Le 9 novembre 2016, dans le numéro 80 de Lundi Matin paraissait un article d’Ivan Segré intitulé « Israël : l’impossible boycott ». Éric Hazan nous a fait parvenir ce texte en réponse.
La Fabrique a publié ces dernières années deux excellents livres d’Ivan Segré, le Manteau de Spinoza et Judaïsme et révolution. Lors de discussions à cette époque, Segré m’avait clairement fait entendre qu’il était en accord avec les positions que nous défendons depuis longtemps sur la question israélo-palestinienne – à savoir que la seule issue est que les 11 millions d’êtres humains présents sur le territoire de la Palestine mandataire vivent libres et égaux dans un État commun.
Ces dernières semaines, Ivan Segré a fait dans Lundi matin la recension de deux livres de la Fabrique, les Blancs, les Juifs et nous d’Houria Bouteldja, et Un boycott légitime d’Eyal Sivan et Armelle Laborie. Dans ces deux longs textes, Ivan Segré met à profit son habituelle subtilité pour faire une critique à la fois feutrée et violente. Du premier, Segré feint de ne pas saisir toute l’ironie : il prend tout au premier degré, ce qui aboutit à assimiler l’antisionisme d’Houria à de l’antisémitisme, comme il assimile sa critique du cogito cartésien à un défaut de culture philosophique. Pour le second, il reprend l’argument du gouvernement israélien : pourquoi boycotter Israël et non les Etats pourris du Golfe ? Il est longuement question de cet argument dans le livre d’Eyal Sivan et Armelle Laborie – dont Segré nous apprend qu’il en fait la critique sans l’avoir lu (sans doute a-t-il médité le livre de Pierre Bayard, Comment parler des livres que l’on n’a pas lus ?).
Plus sérieux : dans la critique de ce livre consacré au boycott intellectuel, Ivan Segré nous apprend qu’il est désormais partisan de la solution à deux États, israélien et palestinien, sur les frontières de 1967. Cette solution, défendue par les apparatchiks du Fatah comme par le « camp de la paix » israélien, par Barak Obama comme par Alain Juppé, est inapplicable.

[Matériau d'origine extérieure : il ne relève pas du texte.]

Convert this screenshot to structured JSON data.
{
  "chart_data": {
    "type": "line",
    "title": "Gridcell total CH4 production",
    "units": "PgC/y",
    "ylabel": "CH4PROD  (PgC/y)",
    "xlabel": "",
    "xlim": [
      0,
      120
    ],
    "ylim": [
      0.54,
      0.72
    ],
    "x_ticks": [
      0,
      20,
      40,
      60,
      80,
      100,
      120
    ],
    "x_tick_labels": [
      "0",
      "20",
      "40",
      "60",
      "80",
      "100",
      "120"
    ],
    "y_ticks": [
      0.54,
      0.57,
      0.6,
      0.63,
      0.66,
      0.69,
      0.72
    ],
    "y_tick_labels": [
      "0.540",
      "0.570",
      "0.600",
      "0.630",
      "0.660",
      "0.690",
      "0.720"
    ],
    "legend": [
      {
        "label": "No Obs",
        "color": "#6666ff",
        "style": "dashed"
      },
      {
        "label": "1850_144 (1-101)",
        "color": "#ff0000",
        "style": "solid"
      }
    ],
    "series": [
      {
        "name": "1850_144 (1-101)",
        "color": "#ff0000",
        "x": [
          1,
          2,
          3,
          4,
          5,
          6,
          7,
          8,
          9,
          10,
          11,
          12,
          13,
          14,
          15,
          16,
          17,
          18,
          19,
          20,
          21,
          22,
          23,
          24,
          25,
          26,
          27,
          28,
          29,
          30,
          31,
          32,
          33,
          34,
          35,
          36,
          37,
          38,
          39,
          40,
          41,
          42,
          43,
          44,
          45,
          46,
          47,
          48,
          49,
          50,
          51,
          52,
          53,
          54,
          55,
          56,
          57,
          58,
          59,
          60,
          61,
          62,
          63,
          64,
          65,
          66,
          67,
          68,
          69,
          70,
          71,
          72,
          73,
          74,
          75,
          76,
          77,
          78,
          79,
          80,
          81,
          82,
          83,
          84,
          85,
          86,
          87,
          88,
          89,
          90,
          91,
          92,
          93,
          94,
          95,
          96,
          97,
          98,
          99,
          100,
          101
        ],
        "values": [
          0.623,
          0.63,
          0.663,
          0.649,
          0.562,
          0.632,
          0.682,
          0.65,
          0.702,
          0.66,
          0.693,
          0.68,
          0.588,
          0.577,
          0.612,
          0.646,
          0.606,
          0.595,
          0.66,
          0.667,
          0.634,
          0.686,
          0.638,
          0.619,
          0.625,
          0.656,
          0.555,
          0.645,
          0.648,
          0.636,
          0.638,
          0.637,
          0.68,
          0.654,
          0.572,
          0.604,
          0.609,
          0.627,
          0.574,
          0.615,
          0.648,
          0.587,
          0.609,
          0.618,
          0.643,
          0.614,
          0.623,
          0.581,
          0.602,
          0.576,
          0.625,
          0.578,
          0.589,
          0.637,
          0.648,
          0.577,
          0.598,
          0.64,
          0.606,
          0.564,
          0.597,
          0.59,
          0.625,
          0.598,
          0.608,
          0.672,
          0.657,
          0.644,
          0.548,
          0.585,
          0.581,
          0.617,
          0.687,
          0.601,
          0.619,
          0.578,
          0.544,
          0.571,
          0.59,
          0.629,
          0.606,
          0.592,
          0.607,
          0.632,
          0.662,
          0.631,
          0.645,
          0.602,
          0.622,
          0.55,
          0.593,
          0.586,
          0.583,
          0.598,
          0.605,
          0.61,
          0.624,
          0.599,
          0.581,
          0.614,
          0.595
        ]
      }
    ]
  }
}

Elle signifie le maintien sans fin d’un statu quo entrecoupé d’expéditions militaires où l’on ne fait aucune différence entre combattants et population civile. Tout cela, Ivan Segré le sait aussi bien que moi.
Son revirement, je ne parviens pas à l’expliquer. Certes, la vie est plus confortable et le terrain plus accueillant dans le camp des partisans de l’État d’Israël que du côté d’Alain Badiou ou de la Fabrique, mais j’ai trop d’estime pour Segré pour penser que son virage est purement tactique. Peut-être pourra-t-il un jour nous en donner clairement les raisons.